Isidore Geoffroy Saint-Hilaire studied anatomy and congenital abnormalities in humans and other animals in nineteenth century France. Under the tutelage of his father, Etienne Geoffroy Saint-Hilaire, Isidore compiled and built on his father's studies of individuals with developmental malformations, then called monstrosities. In 1832, Isidore published Histoire generale et particuliere des anomalies de l'organisation chez l'homme et les animaux (General and Particular History of Structural Monstrosities in Man and Animals), in which he defined the term teratology as the study of birth defects and deformities. Isidore Geoffroy Saint-Hilaire established teratology as a legitimate branch of scientific study.

Virginia Apgar worked as an obstetrical anesthesiologist, administering drugs that reduce women’s pain during childbirth, in the US in the mid-twentieth century. In 1953, Apgar created a scoring system using five easily assessable measurements, including heart rate and breathing rate, to evaluate whether or not infants would benefit from medical attention immediately after birth. Apgar’s system showed that infants who were previously set aside as too sick to survive, despite low Apgar scores, could recover with immediate medical attention. Additionally, Apgar researched the effects of anesthesia used during childbirth and advocated for the prevention and management of birth defects. Apgar’s work led to a decrease in infant mortality rates in the mid-twentieth century, and into the twenty-first century, hospitals around the world still used the Apgar score at one and five minutes after birth.
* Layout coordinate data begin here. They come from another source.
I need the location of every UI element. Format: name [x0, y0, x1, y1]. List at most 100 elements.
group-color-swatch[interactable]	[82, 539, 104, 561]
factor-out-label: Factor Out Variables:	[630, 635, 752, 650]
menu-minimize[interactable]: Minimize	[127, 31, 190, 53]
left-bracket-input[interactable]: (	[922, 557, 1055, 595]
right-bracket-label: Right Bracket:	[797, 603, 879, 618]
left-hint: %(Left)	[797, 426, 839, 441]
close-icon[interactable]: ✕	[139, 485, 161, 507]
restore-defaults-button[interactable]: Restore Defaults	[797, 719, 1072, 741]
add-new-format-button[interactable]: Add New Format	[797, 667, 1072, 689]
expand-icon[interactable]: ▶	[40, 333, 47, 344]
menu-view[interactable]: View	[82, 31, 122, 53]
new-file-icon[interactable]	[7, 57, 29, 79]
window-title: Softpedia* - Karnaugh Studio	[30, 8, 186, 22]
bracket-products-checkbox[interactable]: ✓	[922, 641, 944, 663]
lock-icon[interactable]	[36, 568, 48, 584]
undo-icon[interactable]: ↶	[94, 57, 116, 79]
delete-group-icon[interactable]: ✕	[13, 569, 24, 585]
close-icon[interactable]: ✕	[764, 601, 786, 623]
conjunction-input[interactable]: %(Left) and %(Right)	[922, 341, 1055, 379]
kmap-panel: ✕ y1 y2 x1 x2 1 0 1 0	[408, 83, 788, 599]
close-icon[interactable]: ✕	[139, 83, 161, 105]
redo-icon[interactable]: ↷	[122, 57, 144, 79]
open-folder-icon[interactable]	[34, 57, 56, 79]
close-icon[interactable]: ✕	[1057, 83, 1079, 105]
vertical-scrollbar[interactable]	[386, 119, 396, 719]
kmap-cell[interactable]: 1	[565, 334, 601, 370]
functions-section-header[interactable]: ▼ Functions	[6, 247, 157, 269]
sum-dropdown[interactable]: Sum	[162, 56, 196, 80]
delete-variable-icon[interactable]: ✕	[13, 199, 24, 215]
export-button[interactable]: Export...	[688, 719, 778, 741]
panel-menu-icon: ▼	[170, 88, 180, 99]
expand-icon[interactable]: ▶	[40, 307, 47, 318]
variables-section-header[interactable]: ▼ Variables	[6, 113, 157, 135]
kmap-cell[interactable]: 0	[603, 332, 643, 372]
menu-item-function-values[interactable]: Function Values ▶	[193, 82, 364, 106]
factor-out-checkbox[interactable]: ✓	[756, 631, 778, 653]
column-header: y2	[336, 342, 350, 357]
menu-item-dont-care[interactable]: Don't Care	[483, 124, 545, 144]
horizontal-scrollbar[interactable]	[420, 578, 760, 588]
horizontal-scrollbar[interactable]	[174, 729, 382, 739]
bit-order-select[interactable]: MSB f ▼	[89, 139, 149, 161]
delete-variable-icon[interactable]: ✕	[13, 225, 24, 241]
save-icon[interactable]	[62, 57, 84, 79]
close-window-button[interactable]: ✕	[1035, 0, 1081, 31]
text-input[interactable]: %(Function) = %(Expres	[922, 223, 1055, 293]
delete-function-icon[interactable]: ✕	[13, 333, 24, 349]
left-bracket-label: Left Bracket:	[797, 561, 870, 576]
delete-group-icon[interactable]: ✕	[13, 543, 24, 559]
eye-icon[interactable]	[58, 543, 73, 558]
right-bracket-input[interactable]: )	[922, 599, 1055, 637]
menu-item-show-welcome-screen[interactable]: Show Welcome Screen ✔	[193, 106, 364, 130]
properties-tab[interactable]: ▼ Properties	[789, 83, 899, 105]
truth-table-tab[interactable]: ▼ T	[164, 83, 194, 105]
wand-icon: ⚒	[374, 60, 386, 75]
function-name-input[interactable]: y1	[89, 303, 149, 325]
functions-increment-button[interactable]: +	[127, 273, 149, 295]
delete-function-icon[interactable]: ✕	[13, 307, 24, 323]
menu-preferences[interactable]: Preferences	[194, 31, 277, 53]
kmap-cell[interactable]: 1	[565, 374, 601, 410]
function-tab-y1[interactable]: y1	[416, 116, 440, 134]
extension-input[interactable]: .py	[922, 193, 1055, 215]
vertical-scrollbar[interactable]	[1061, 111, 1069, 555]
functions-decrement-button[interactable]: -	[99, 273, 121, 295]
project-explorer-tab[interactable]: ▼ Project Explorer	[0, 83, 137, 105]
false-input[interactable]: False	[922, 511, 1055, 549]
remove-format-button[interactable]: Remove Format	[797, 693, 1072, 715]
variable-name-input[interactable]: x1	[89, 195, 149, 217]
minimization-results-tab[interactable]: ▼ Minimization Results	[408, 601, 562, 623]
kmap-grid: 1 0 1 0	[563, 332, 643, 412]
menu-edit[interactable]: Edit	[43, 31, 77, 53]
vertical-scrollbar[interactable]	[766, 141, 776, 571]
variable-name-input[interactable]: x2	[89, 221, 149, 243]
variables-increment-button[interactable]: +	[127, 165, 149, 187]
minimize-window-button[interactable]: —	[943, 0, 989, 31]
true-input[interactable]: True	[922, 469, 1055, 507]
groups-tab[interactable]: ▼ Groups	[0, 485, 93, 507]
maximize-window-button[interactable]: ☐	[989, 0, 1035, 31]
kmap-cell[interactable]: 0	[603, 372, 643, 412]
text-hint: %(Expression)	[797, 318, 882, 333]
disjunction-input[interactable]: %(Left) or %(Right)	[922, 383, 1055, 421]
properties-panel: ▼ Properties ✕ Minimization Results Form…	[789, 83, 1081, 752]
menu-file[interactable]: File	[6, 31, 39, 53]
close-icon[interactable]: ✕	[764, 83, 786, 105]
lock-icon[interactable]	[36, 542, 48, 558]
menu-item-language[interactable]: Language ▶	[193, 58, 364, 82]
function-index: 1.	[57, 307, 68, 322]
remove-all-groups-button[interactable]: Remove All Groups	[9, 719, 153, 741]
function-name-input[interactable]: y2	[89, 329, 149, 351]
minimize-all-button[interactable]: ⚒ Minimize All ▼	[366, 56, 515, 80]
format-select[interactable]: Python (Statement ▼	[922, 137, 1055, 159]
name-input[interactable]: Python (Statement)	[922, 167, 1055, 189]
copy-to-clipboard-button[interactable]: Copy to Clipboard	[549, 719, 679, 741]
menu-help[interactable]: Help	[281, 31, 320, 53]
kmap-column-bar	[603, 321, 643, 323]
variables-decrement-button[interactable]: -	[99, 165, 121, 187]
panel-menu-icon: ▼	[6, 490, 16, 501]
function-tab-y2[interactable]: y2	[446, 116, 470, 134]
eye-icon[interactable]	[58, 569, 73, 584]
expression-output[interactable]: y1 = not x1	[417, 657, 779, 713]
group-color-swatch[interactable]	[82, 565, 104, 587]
Josef Warkany studied the environmental causes of birth defects in the United States in the twentieth century. Warkany was one of the first researchers to show that factors in the environment could cause birth defects, and he helped to develop guidelines for the field of teratology, the study of birth defects. Prior to Warkany’s work, scientists struggled to explain if or how environmental agents could cause birth defects. Warkany demonstrated that a deficiency or excess of vitamin A in maternal nutrition could cause birth defects. He also established that mercury in teething powders increased infant mortality rates. Warkany showed how substances outside the human body could adversely affect conception, growth, and development of the human fetus in utero.